IMAGE: CNS photo/courtesy Carter Habitat for Humanity
By Catherine M. Odell
SOUTH BEND, Ind. (CNS) — Although stormy skies often
interrupted the hammering and sent volunteers ducking for tents, a Habitat for
Humanity event in Indiana pulled together almost 2,000 volunteers, generous
contributions, celebrities and faith groups.
Former U.S.
President Jimmy Carter and his wife Rosalynn, both in their 90s, were in
Mishawaka helping to build 23 single-family houses during the last week of
August. This year’s “Jimmy
& Rosalynn Carter Work Project” was awarded to St. Joseph
County in northern Indiana and the Carters’ special project was to build a
porch for one of the houses.
“We
want to help the houses look like they’re part of a real neighborhood,”
said Habitat volunteer Paul Kil, who led a team from St. Therese Little Flower
Church in South Bend that was landscaping and laying sod at the Carter site.

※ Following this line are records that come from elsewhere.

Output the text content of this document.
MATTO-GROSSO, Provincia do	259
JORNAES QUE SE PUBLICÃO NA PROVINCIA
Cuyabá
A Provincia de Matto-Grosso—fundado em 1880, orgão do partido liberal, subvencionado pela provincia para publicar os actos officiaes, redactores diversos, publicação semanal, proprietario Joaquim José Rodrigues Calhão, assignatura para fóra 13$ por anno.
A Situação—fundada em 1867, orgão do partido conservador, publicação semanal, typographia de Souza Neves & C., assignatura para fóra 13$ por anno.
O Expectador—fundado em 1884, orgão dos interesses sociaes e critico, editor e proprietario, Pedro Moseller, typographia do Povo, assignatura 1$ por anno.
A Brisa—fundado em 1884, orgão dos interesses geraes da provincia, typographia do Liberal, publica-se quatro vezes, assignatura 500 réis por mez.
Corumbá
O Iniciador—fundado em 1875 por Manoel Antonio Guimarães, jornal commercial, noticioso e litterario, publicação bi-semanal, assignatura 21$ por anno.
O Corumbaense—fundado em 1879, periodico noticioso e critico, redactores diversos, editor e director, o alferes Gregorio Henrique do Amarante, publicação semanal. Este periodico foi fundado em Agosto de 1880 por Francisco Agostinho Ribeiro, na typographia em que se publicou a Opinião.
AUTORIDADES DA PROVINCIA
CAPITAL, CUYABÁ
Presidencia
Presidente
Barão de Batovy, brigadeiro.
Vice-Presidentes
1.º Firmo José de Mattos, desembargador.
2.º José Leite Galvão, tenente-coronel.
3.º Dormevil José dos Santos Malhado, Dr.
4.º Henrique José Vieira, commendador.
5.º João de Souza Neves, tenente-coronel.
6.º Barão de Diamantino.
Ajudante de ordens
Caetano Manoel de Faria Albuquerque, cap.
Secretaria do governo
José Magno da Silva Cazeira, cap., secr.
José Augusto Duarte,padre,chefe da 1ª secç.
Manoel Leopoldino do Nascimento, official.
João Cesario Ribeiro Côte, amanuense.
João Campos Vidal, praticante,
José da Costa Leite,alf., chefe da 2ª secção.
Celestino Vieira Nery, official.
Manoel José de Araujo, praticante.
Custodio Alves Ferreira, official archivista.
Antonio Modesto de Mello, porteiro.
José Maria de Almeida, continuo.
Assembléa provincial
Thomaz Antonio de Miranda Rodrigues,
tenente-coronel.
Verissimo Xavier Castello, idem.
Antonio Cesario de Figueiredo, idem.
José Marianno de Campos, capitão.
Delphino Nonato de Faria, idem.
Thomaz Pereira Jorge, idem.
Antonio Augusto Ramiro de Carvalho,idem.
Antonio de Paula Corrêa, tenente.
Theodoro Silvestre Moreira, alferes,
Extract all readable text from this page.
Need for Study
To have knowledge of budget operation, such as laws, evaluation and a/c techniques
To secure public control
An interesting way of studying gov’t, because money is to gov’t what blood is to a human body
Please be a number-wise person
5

Kil, who grew up in a family that built its own house, said his own carpentry
skills are home-grown, but he’s impressed with the training Habitat offers volunteers
who come with minimal or no carpentry skills.
At an Aug.
26 opening ceremony for the building project, Holy Cross Father John I. Jenkins,
president of the University of Notre Dame, said he was proud that Notre Dame’s
student Habitat chapter is one of the largest in the country.
The
Carters were longtime friends of the late Holy Cross Father Theodore M.

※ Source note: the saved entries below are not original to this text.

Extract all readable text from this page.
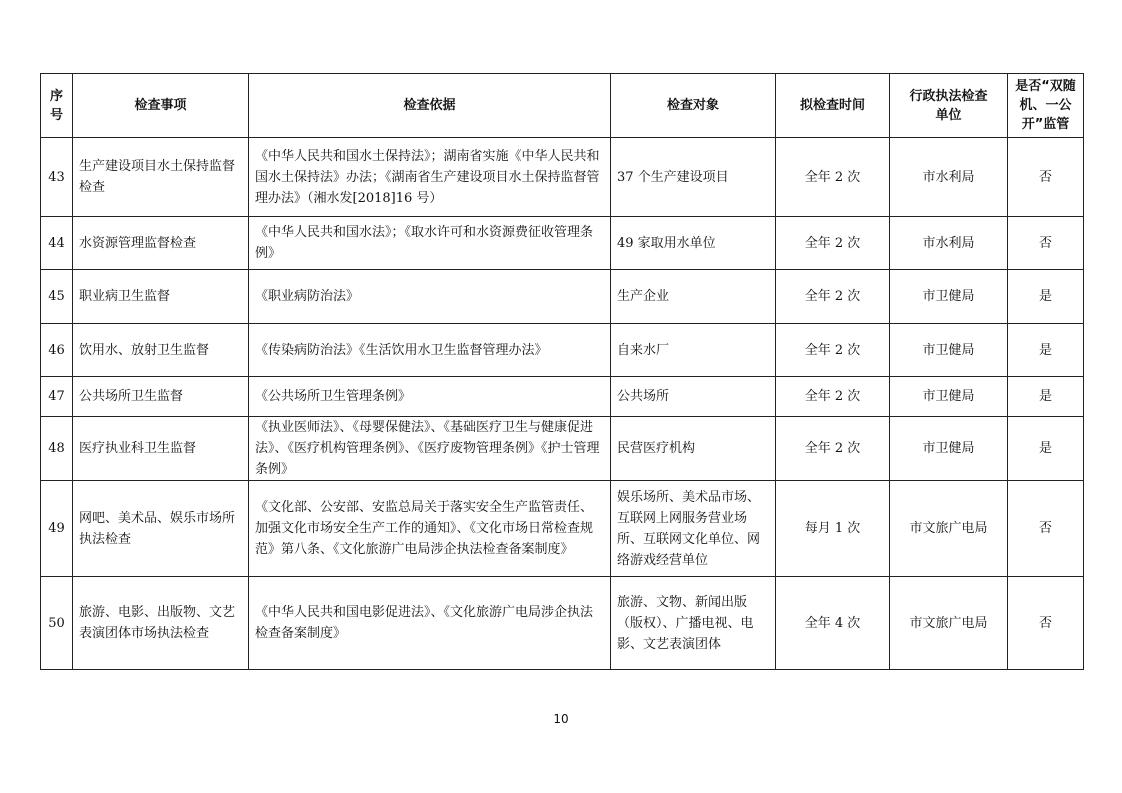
序号	检查事项	检查依据	检查对象	拟检查时间	行政执法检查单位	是否“双随机、一公开”监管
43	生产建设项目水土保持监督检查	《中华人民共和国水土保持法》；湖南省实施《中华人民共和国水土保持法》办法；《湖南省生产建设项目水土保持监督管理办法》（湘水发[2018]16 号）	37 个生产建设项目	全年 2 次	市水利局	否
44	水资源管理监督检查	《中华人民共和国水法》；《取水许可和水资源费征收管理条例》	49 家取用水单位	全年 2 次	市水利局	否
45	职业病卫生监督	《职业病防治法》	生产企业	全年 2 次	市卫健局	是
46	饮用水、放射卫生监督	《传染病防治法》《生活饮用水卫生监督管理办法》	自来水厂	全年 2 次	市卫健局	是
47	公共场所卫生监督	《公共场所卫生管理条例》	公共场所	全年 2 次	市卫健局	是
48	医疗执业科卫生监督	《执业医师法》、《母婴保健法》、《基础医疗卫生与健康促进法》、《医疗机构管理条例》、《医疗废物管理条例》《护士管理条例》	民营医疗机构	全年 2 次	市卫健局	是
49	网吧、美术品、娱乐市场所执法检查	《文化部、公安部、安监总局关于落实安全生产监管责任、加强文化市场安全生产工作的通知》、《文化市场日常检查规范》第八条、《文化旅游广电局涉企执法检查备案制度》	娱乐场所、美术品市场、互联网上网服务营业场所、互联网文化单位、网络游戏经营单位	每月 1 次	市文旅广电局	否
50	旅游、电影、出版物、文艺表演团体市场执法检查	《中华人民共和国电影促进法》、《文化旅游广电局涉企执法检查备案制度》	旅游、文物、新闻出版（版权）、广播电视、电影、文艺表演团体	全年 4 次	市文旅广电局	否
10
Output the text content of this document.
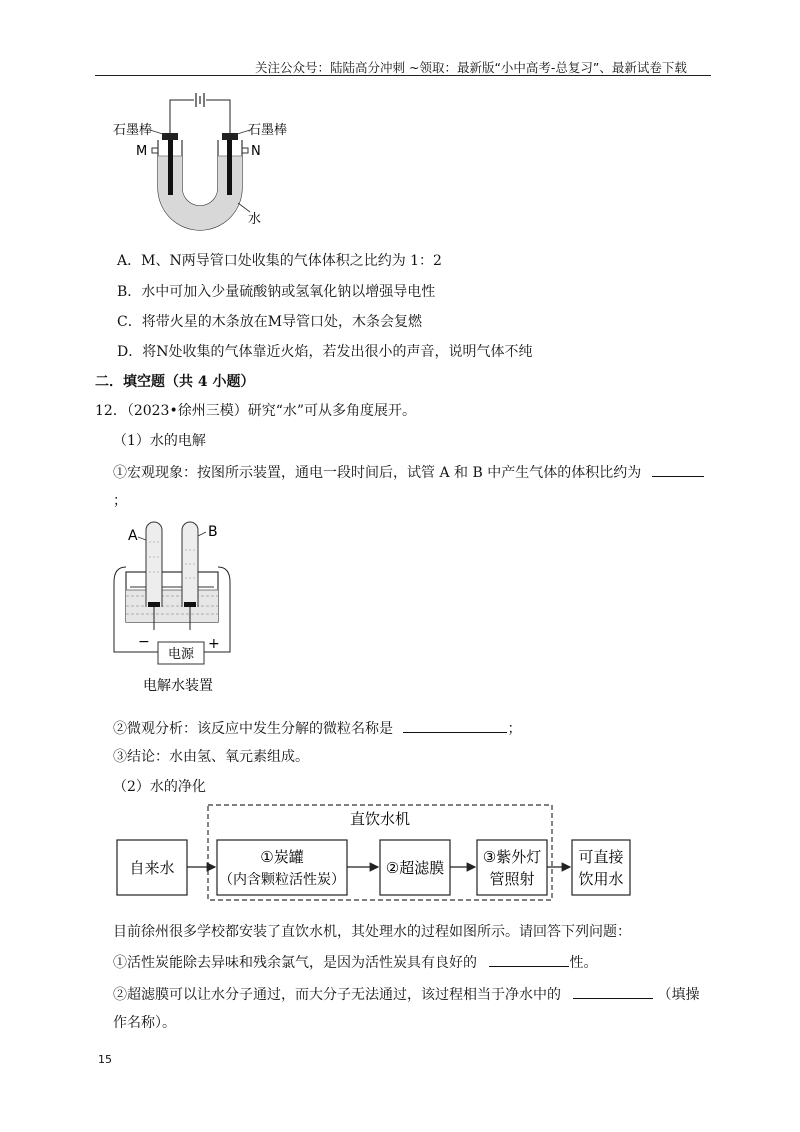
关注公众号：陆陆高分冲刺 ~领取：最新版“小中高考-总复习”、最新试卷下载
石墨棒	石墨棒
M	N
水
A．M、N两导管口处收集的气体体积之比约为 1：2
B．水中可加入少量硫酸钠或氢氧化钠以增强导电性
C．将带火星的木条放在M导管口处，木条会复燃
D．将N处收集的气体靠近火焰，若发出很小的声音，说明气体不纯
二．填空题（共 4 小题）
12．（2023•徐州三模）研究“水”可从多角度展开。
（1）水的电解
①宏观现象：按图所示装置，通电一段时间后，试管 A 和 B 中产生气体的体积比约为
；
A	B
−	+
电源
电解水装置
②微观分析：该反应中发生分解的微粒名称是	；
③结论：水由氢、氧元素组成。
（2）水的净化
直饮水机
自来水
①炭罐
（内含颗粒活性炭）
②超滤膜
③紫外灯
管照射
可直接
饮用水
目前徐州很多学校都安装了直饮水机，其处理水的过程如图所示。请回答下列问题：
①活性炭能除去异味和残余氯气，是因为活性炭具有良好的	性。
②超滤膜可以让水分子通过，而大分子无法通过，该过程相当于净水中的	（填操
作名称）。
15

Hesburgh, who was Notre Dame’s president from 1952 to 1987, Father Jenkins said.
Late-night
talk show host and Indianapolis native David Letterman introduced the Carters
and joked that while his enthusiasm for Habitat is huge, his building skills
are limited. “What I quickly learned is that the only thing I can do is
hammer. … If there’s a Hammering Hall of Fame, get me in!”
Letterman
has been a Habitat volunteer and patron since he watched the devastation of
Hurricane Katrina in 2005. He wondered what he could do and Habitat became his
answer, he said.
Jimmy Carter
told the crowd: “Habitat is not a sacrifice for us. We sometimes get too
hot or too cold or work overtime. But, we always feel that we’ve gotten more
out of this than we put in.”
He also
said it brings hope, noting that he was pleased that he and Rosalynn have drawn
international attention to the need for affordable housing since they began
working with the organization in 1984.
“Because
of Habitat for Humanity … every 50 seconds, a family somewhere in the world is
getting a new or improved home,” the former U.S. president said.
Benito
and Junixha Salazar were among the 23 families working on the homes going up in
Mishawaka.
Like
all Habitat “partner families,” the Salazars were helping to pay for
their home through sweat equity — 250 hours of volunteer work. They are also
attending Habitat-mandated partner family classes on budgeting and home
maintenance. Habitat’s partner families get zero-interest home loans.
Habitat
involvement has bolstered their faith, said the Salazars, who will live in
their single-story house with 4-year-old Isabelle and 2-year-old Benito Jr.
Benito,
a Catholic, became a forklift operator to make more money before Isabelle was
born, but that meant leaving a job he loved at La Casa de Amistad, a community center
serving immigrants in South Bend. Junixha is a social worker who attends a
Seventh-day Adventist church.
Working
full time and having small children made it tough to attend weekly classes and
get the required service hours done, but recently he saw the payoff, Benito
said. His new neighborhood was becoming a loving community even before its
families moved in. “I help build my neighbor’s garage or put trim on the
house. We don’t just work on our own houses. We work on everybody’s houses.”
This Habitat
trademark of generosity and community has drawn many volunteers across St.
Joseph County.
Jane
Pitz, a former religious sister for 32 years, who worked in campus ministry at
Notre Dame, could be enjoying a lazy retirement but instead she leads a Habitat
Women Build project in St. Joseph County and fundraises for the organization.
A Jimmy
Carter quote about the demands of the Gospel and Habitat’s mission echoes her
own belief and that of many Habitat volunteers.
She
said, Carter believes: “If you are a person of faith … you learn certain
basic lessons about truth, justice, love and sharing that shape your life”
and through Habitat for Humanity you find a way to “reach out to fellow
humans who don’t have a decent place in which to live.”